Serena Williams’ Steubenville rape victim remark stirs controversy
OPINION - Serena’s comments echo much of what was said when the Steubenville case was national front page news. Those sentiments are alarming whether they’re coming from a high-profile athlete or not...
Who would ever dare to call a rape victim “lucky”?
Serena Williams, that’s who. In a Rolling Stone interview excerpted by Deadspin Tuesday, Serena revealed a startling opinion on the Steubenville rape case, in which two high school football players were convicted of raping a 16-year-old girl and electronically sending naked photographs of her.
Serena revealed her perspective on the case while sitting with reporter Stephen Rodrick, who penned a profile of the tennis star for an upcoming issue of Rolling Stone. Rodrick writes:
“We watch the news for a while, and the infamous Steubenville rape case flashes on the TV—two high school football players raped a 16-year-old, while other students watched and texted details of the crime. Serena just shakes her head. “Do you think it was fair, what they got? They did something stupid, but I don’t know. I’m not blaming the girl, but if you’re a 16-year-old and you’re drunk like that, your parents should teach you: don’t take drinks from other people. She’s 16, why was she that drunk where she doesn’t remember? It could have been much worse. She’s lucky. Obviously I don’t know, maybe she wasn’t a virgin, but she shouldn’t have put herself in that position, unless they slipped her something, then that’s different.”
Where to start? So much of what Serena said is deeply troubling and utterly disappointing. The notion that the boys’ punishment for rape wasn’t fair. The idea that sexually assaulting a person simply qualifies as “something stupid,” and not the felony it is. The idea that the teenage victim caused her rape to happen because she drank alcohol, and “put herself in that position” to be attacked. Suggesting that her virginity (or lack thereof) may have made her more “rape-able.” The idea that the young girl is “lucky” that her attack wasn’t “worse,” and the complete lack accountability expected from the young men who were convicted of the crime.
An awful position and why?
It’s all so much to unpack. What’s worse, Serena isn’t the only woman who shares this sentiment. She’s probably just the most high-profile (or the most uncensored) one.

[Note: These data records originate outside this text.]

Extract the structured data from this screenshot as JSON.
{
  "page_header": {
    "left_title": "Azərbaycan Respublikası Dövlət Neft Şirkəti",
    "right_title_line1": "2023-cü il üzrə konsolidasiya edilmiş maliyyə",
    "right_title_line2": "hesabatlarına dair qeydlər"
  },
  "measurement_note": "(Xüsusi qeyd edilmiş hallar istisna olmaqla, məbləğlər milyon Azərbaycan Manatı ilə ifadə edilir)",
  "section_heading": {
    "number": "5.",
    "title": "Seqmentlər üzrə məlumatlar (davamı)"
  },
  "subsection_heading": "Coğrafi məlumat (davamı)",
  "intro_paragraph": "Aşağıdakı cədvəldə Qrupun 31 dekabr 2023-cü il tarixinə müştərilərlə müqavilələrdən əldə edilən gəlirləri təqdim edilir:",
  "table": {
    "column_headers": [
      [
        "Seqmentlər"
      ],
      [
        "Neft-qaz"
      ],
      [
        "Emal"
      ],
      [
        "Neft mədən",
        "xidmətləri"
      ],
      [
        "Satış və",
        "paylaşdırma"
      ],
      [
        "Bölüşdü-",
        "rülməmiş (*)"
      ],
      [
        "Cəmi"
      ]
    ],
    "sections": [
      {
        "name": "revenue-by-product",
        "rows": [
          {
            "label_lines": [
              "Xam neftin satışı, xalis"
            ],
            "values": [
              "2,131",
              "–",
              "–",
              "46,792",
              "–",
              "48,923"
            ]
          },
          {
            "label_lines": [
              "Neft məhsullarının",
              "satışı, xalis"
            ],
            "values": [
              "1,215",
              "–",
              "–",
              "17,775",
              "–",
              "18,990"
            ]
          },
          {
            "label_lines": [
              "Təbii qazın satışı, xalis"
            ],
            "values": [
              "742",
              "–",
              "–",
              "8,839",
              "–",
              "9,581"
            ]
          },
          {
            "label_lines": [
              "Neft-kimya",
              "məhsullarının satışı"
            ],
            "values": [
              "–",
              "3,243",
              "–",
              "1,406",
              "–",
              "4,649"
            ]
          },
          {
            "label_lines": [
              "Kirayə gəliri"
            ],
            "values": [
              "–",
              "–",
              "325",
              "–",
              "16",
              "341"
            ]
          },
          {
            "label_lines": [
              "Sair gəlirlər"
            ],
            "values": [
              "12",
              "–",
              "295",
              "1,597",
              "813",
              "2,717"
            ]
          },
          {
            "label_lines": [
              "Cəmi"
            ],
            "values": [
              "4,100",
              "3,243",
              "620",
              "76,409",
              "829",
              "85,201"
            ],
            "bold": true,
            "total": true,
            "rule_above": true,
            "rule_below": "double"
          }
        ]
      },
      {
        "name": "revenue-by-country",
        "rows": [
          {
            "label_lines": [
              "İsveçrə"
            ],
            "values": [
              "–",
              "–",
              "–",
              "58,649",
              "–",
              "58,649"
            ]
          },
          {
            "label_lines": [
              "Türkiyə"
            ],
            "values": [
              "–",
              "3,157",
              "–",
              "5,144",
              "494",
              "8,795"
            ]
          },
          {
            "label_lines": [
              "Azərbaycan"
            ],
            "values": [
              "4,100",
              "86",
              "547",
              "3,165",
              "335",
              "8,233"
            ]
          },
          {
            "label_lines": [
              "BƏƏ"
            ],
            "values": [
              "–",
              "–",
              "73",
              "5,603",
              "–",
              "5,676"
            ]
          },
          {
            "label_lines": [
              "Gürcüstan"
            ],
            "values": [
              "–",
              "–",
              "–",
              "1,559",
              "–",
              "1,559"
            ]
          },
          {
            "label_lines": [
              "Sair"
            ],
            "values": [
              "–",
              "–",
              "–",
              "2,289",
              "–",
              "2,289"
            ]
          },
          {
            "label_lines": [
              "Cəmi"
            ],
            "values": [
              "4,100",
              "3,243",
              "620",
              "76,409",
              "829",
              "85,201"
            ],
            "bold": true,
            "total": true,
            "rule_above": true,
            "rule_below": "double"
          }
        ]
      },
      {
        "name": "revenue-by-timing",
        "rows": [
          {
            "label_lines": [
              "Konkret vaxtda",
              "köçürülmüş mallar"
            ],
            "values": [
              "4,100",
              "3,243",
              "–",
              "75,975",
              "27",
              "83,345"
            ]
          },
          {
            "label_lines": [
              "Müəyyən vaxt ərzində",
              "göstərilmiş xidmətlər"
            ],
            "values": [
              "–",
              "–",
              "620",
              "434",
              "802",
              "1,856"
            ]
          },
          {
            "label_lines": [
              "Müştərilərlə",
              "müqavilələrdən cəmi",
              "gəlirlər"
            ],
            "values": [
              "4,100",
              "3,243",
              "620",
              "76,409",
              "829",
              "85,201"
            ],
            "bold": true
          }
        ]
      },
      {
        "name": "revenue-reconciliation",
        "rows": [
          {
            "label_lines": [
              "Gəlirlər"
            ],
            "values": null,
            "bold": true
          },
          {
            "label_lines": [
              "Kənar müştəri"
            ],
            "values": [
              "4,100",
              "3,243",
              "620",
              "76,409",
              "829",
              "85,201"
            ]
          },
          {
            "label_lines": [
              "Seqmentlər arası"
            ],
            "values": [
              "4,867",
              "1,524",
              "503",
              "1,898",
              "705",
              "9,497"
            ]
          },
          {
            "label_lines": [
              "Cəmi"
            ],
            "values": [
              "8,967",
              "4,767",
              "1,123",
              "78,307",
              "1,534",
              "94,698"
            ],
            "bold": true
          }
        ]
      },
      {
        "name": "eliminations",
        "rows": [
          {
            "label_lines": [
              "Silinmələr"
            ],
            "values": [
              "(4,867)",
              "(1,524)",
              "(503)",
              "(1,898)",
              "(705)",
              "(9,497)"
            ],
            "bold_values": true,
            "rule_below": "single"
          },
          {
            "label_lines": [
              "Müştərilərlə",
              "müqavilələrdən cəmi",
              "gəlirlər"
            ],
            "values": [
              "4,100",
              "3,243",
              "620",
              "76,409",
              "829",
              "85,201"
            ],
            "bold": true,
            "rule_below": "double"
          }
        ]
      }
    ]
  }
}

Listen. Rape is a problem and it’s a problem caused by the people — mostly men and young boys — who make the conscious decision to force sex on others. It’s a shame that this concept has to be repeated and explained at such an elementary level over and over again — but it does. Because we have a horrid problem in this country — especially in the black community — of thinking that rape is something that women and girls ask for or deserve. It’s even worse when women internalize this way of thinking.
Look at the way R. Kelly’s statutory rape charges were treated over a decade ago — even though the singer was well into his 30s when he allegedly engaged in a sexual relationship with a minor, an alarming number of fans insisted that the 14-year-old at the center of the case was the one at fault. It was common to hear folks deride the teenager, calling her “fast” and insisting that “she knew what she was doing.” Many conversations around the case involved women vilifying a teenage girl, while refusing to hold a 35-year-old man responsible for his actions.
Serena gets taken to task
Thankfully, consciousness of the horror of rape and sexual assault has grown in the 10-plus years since the R. Kelly. Once Deadspin and Jezebel reported on Serena’s Steubenville quote, commenters and social media users immediately took the French Open champ to task. “Let me log off and rip these Serena Williams posters off my wall,” hip-hop journalist dream hampton tweeted.
From ESPN writer Jemele Hill:
For the first time ever, I'm really disappointed in Serena Williams http://t.co/P4xWM0QyPe
— Jemele Hill (@jemelehill) June 18, 2013
Still, Serena’s comments echo much of what was said when the Steubenville case was national front page news — that the girl was asking for it, that the boys were just being stupid, that the punishment was too harsh. And truth be told — those sentiments are alarming whether they’re coming from a high-profile athlete or not. In fact, artist and filmmaker Pierre Bennu was so disgusted with the public discourse surrounding Steubenville that he created an online comic called “Rape Is BAD!” Bennu says he illustrated the strip in the form of children’s book to clearly explain the concept to adults who still couldn’t comprehend it.
Maybe it’s worth sitting Serena down for story time.
**Update** Wednesday morning, Williams posted a statement via Twitter:
“What happened in Steubenville was a real shock for me. I was deeply saddened. For someone to be raped, and at only sixteen, is such a horrible tragedy! For both families involved – that of the rape victim and of the accused. I am currently reaching out to the girl’s family to let her know that I am deeply sorry for what was written in the Rolling Stone article. What was written – what I supposedly said – is insensitive and hurtful, and I by no means would say or insinuate that she was at all to blame.
I have fought all of my career for women’s equality, women’s equal rights, respect in their fields – anything I could do to support women I have done. My prayers and support always goes out to the rape victim. In this case, most especially, to an innocent sixteen year old child.”